U heeft nochtans een vehikel om met de overheid te overleggen. Dat heet de High Level Group Chemie.

VERSCHUEREN. “Daar wordt ook over die thema’s gesproken. Maar er werd ons gevraagd wat geduld te oefenen vanwege de opmaak van het budget voor 2014. Goed, als het moet… Maar ik vind het storend dat terwijl politici zeggen dat ze veel belang hechten aan de industrie, ze over die belangrijke dossiers niet sneller een beslissing kunnen nemen.

“Op zeker moment ga je je zelfs bijna afvragen wat onze troeven nog zijn. Die zijn er natuurlijk wel. Er is de hoge productiviteit, en we hebben een fantastische ligging en infrastructuur. En België is heel goed in life sciences en in farma. Dat heeft de overheid met ondersteunende maatregelen wel heel goed gedaan. Je ziet daar ook een spectaculaire groei. Maar wij zijn ook wereldkampioen in chemie. Dat mag je toch niet laten kapotgaan!”
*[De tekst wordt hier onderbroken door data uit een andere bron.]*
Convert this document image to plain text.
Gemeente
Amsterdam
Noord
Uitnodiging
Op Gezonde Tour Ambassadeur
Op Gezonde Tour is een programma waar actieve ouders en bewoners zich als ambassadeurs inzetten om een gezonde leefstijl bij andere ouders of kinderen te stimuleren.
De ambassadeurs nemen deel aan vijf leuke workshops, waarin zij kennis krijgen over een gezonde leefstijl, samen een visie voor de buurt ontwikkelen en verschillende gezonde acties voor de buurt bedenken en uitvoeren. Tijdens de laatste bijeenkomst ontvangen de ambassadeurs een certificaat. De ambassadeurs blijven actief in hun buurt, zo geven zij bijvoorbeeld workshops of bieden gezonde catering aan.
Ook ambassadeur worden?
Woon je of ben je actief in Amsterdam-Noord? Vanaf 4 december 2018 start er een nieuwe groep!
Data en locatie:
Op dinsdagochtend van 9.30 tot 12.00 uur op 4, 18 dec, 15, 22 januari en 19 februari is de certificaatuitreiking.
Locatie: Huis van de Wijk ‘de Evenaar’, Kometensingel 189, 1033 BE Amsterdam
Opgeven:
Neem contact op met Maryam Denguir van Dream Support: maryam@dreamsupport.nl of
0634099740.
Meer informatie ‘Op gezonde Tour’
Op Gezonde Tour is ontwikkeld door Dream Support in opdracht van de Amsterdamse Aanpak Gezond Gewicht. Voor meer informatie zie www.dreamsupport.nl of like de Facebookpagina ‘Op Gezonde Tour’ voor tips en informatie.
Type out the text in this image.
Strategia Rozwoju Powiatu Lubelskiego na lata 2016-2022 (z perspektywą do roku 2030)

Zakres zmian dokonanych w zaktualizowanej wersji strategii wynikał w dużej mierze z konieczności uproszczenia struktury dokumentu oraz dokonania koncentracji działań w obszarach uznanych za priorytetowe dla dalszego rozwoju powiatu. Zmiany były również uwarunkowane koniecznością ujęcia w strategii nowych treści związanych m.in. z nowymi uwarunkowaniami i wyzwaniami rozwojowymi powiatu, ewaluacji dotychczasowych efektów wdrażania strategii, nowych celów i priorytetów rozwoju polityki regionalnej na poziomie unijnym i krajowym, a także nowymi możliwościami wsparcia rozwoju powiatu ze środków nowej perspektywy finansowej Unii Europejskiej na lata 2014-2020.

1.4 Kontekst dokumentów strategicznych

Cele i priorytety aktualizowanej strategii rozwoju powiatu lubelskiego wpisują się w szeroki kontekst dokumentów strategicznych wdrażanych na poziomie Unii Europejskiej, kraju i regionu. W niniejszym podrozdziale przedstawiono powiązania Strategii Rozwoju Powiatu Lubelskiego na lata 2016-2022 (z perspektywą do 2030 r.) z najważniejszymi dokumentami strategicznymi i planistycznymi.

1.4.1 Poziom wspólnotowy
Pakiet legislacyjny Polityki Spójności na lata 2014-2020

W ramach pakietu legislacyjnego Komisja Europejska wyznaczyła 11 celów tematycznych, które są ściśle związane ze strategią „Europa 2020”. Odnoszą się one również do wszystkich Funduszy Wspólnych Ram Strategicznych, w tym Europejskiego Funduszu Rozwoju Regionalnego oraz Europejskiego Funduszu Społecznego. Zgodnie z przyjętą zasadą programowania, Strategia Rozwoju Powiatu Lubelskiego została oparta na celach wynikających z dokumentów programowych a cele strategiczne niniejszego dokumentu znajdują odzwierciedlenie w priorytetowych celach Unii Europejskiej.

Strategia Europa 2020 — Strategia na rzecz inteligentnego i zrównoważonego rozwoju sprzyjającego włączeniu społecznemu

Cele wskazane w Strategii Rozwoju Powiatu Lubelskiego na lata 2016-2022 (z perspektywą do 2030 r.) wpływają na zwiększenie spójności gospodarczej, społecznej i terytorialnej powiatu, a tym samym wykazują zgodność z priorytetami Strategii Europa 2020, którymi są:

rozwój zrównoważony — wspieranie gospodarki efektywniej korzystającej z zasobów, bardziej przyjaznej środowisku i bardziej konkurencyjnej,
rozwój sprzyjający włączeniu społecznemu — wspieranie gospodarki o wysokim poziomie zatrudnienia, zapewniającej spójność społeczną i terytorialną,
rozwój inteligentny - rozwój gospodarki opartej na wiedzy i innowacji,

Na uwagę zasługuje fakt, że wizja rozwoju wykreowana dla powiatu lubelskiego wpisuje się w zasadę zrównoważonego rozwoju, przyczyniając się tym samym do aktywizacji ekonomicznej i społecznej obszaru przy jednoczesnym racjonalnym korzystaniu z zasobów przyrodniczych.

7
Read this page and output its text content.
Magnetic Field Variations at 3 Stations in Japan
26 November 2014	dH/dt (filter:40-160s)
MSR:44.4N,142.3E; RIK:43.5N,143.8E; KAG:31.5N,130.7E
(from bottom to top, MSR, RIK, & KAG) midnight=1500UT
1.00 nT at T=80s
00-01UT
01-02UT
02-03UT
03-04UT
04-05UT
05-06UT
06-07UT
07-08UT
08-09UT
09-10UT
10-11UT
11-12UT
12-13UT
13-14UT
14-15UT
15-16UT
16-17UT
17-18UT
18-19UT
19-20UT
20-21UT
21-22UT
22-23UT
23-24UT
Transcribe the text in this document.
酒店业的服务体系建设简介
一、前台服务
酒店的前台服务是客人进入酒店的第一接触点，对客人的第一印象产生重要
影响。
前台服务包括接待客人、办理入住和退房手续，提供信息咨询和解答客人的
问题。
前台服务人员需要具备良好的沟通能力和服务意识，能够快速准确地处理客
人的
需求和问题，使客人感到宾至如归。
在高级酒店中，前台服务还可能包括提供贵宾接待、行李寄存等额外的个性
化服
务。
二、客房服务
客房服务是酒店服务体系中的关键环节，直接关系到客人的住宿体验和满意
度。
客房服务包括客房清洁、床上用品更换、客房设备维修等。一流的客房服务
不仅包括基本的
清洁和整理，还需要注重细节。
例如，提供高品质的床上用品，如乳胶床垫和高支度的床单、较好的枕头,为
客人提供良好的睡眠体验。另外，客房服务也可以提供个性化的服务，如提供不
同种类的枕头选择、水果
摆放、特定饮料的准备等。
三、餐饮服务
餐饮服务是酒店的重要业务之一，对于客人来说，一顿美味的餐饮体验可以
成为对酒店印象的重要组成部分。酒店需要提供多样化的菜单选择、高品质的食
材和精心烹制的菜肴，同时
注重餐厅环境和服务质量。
Er is geen sense of urgency.

COENEN. “De overheid heeft inderdaad misschien de neiging om te denken: jullie hebben nog goede jaren, dus waar is het probleem? Maar de signalen zijn duidelijk: we gaan dit niet kunnen blijven volhouden.”

VERSCHUEREN. “Je kunt de koe melken tot ze volledig leeg is. Gelatenheid? Absoluut niet. Wij blijven altijd positieve signalen geven naar Europa. We blijven erop hameren dat onze producten bijdragen tot een lagere CO2-uitstoot, omdat wij zorgen voor lichtere voertuigen, betere isolatie en de batterij van de toekomst. Het is chemie die dat allemaal mogelijk maakt. Maar ze moeten onze sector wel zuurstof geven. Het is moeilijk te begrijpen waarom beleidsmakers dat niet kunnen inzien.

“Maar misschien moet het eerst wat meer pijn doen, voordat er beslissingen worden genomen. De cijfers over 2012 waren alweer goed. Misschien zijn we dus nog net iets te goed bezig, en is er daardoor dat gevoel bij de politiek van ‘och ja, daar kunnen we nog even mee wachten’.”